Ai Nihon 愛日本: What’s Japanese according to Google?

- December 5, 2012 - 0

Japanese is jap-uh-neez for Brits while Americans prefer calling it ja-pan-nees. It could be a noun or an adjective and of course, everyone knows that. Forget about those shizzle lexicons describing what Japanese is. Japanese are indeed in Japan. And that’s true.


Google’s search engine tells us a lot about Japanese using algorithms to generate possible results. Try searching Japanese on Google and you will realize that Japan appears as the first search result while Japanese language and Japanese people follows third and forth (at time of posting, that’s true out of 1,670,000,000 results). That is systematic and whole in definition – country first followed by language and its people. Compare this result with a search on the term American or British. And you would realize the vast discrepancy in results. But that’s the truth computational results revealed, both national carriers appear first in search followed by their people and country.

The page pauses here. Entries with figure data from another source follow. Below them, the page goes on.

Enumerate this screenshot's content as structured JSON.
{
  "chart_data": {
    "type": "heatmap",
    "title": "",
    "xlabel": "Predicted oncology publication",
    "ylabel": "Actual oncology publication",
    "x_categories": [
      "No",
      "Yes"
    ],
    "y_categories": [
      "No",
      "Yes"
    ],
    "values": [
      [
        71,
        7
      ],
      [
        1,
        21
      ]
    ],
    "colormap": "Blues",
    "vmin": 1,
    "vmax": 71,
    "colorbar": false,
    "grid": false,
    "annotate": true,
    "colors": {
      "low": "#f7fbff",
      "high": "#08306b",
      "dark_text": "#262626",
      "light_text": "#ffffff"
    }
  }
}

There are two differences between these searches based on the top three results. You wouldn’t find language result in both American and British perhaps they both speak English. And Japan Airlines didn’t appear anywhere on Japanese search, well Japanese Airlines doesn’t exist!

What’s revealing is the fact that both American Airlines and British Airways appear as an identity of their people or characteristic relating to the nation. Many would doubt this reasoning with assumption that search results are based on keywords entered, missing ‘s’ would make a big difference.


Looking further into Google tools, try using Google books Ngram viewer to search history of the word Japan and Japanese in English books dated as early as 1500. These search revealed that the word Japanese first appeared in English books as early as 1570 while Japan first appeared around 1610. Amazingly, its people and culture first appear in words for knowledge of others before the name is documented.


Looking at the analysis of graphs, the term Japanese dominate in all years except from 1650 to the early 1800. Well, that would need further explanation and deeper exploration beyond Google.